# On the go equipment



## toldfield112 (Jan 20, 2021)

Hi,

I will be travelling a lot in a few months and was wondering what the best on the go filter coffee equipment is. I am currently drawn towards an aeropress go. Has anyone used one of these before?


----------



## BlackCatCoffee (Apr 11, 2017)

Yes I have used them. It is a slightly smaller aeropress with a cup essentially. If you think the cup will be handy then it is a good option. For me I take a normal aeropress with a small grinder that fits in it so it is a neat little package.


----------



## abelated (Apr 14, 2020)

I like the small plastic hario cone or the munieq tetra drip.
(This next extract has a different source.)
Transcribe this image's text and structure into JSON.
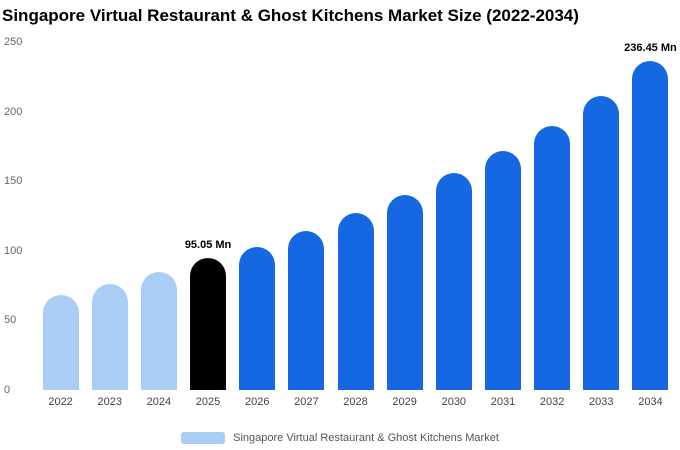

For pouring I got a 500ml silicon measuring cup. It gets hot but works well.

For grinder I have an aergrind. I believe orphan espresso have an ultra light grinder but in my opinion it doesn't save enough weight to be with the price increase over the aergrind. (They also have a silicon pour kettle and filter that I'm intrigued by) Gsi also has a light weight grinder but it might be rubbish.

For scale you can cheap out and get a jewelers scale but I recommend trying to get something a little larger if you can.

I keep all of the above in a random toiletry case I got free with some thing years ago. Filters etc in a zip lock bag.


----------



## haz_pro (Apr 4, 2013)

I use the aeropress go when camping, and brew into the included cup. It's not the nicest cup in the world but does the job. To heat the water I have a little gas burner on a small 100g gas canister. I don't bother bringing a grinder with me, just grind some up at home and bring with me.


----------



## GCGlasgow (Jul 27, 2014)

Whenever I travel (been a while now) I use the Cafflano Classic. It has grinder included.


----------



## EmmaC (Jan 17, 2021)

Like @haz_pro, when we go camping we use an aeropress and grind some coffee at home beforehand. I have a couple of nice bodum pavina (plastic) cups.


----------



## rogher (Nov 22, 2020)

Another option, especially if interested in steaming milk is a Bellman.

I've messed with one a bit (long time since I last went camping) and can give my experiences if interested.


----------